In the arid expanse of northeastern Africa, the Sahara reveals its unique geological features through formations like Jabal Arkanū, which is noted for its impressive ring-shaped structures. Located in southeastern Libya, close to the Egyptian border, Arkanū is part of a cluster of massifs that includes Jabal Al Awaynat, approximately 20 kilometers to the southeast, and other ring structures about 90 kilometers to the west.
Initially believed to be the result of meteorite impacts, recent geological studies have shown that these circular formations are actually of terrestrial origin. The structures at Arkanū formed as magma ascended towards the surface, intruding into the surrounding rock over several events. This process created a complex of overlapping rings of igneous basalt and granite, with their centers generally aligned toward the southwest. Notably, a hat-shaped geological formation composed of sandstone, limestone, and quartz layers borders the complex to the north.

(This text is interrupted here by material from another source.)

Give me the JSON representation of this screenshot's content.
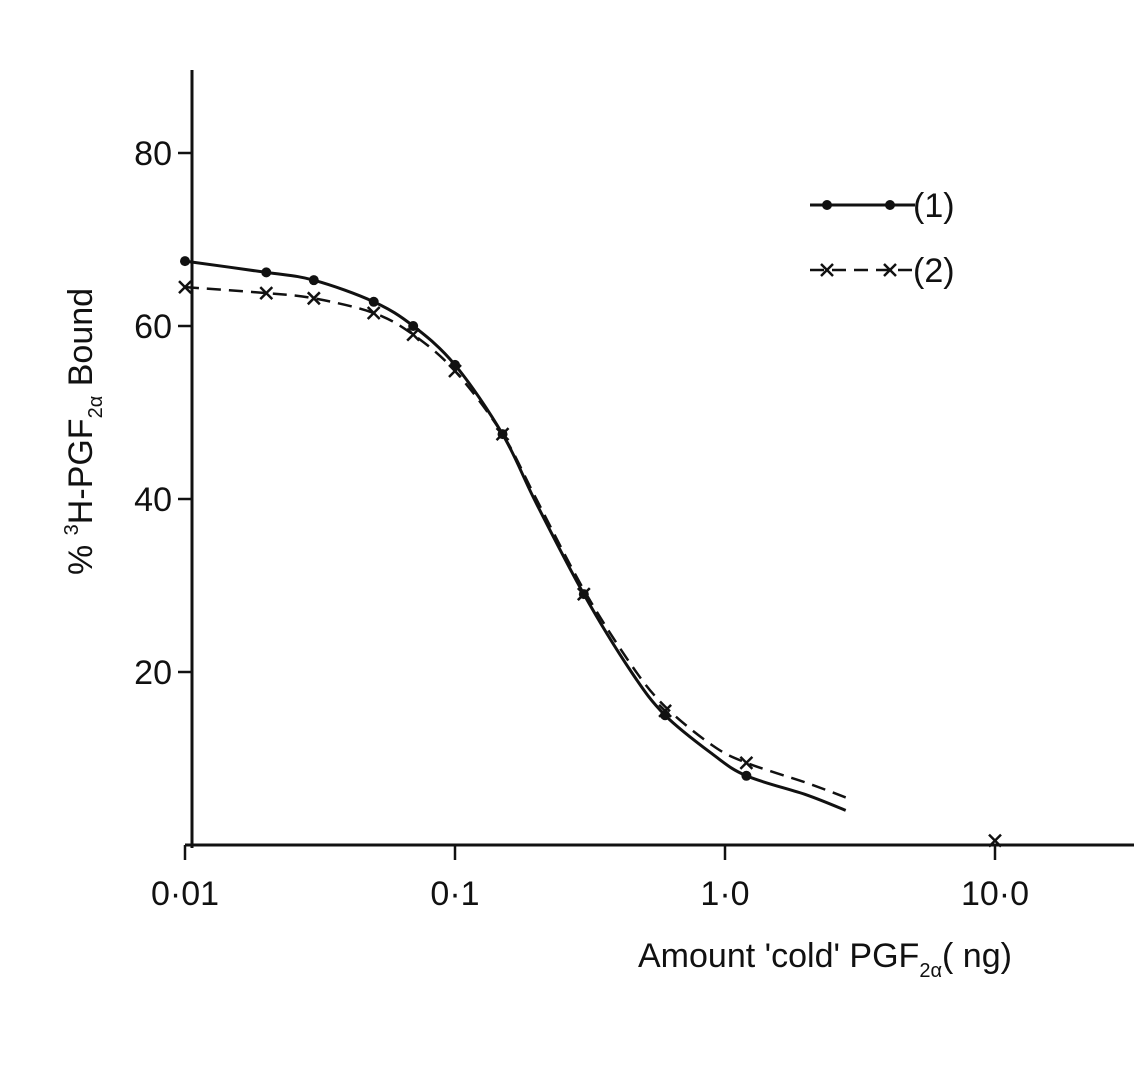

A photograph captured from the International Space Station on September 13, 2025, exhibits the massif casting elongated shadows across the desert landscape. The ridges of Jabal Arkanū reach about 1,400 meters above sea level, standing roughly 800 meters taller than the adjacent sandy plains. The photo also showcases outwash fans of boulders, gravel, and sand radiating from the mountain’s base towards the longitudinal dunes that outline the region.
Two typically dry riverbeds, known as wadis, can be seen weaving through the formation. The harsh environment of this part of the Sahara limits water availability to minimal levels, with past research indicating that southeastern Libya, along with northern Sudan and neighboring regions of Egypt, receives an average annual rainfall of merely 1 to 5 millimeters. Areas around Jabal Arkanū, however, benefit from slight increases in precipitation, with estimates rising to 5 to 10 millimeters annually, hinting at a possible orographic effect from these towering mountains.
The image, taken by an astronaut using a Nikon Z9 camera with an 800-millimeter lens, was enhanced to increase contrast and remove any lens artifacts. Supported by the International Space Station Program, the initiative aims to generate valuable imagery for both the scientific community and the public, making it accessible online. This ongoing effort highlights the collaborative nature of space observation and its contributions to our understanding of Earth’s geological history.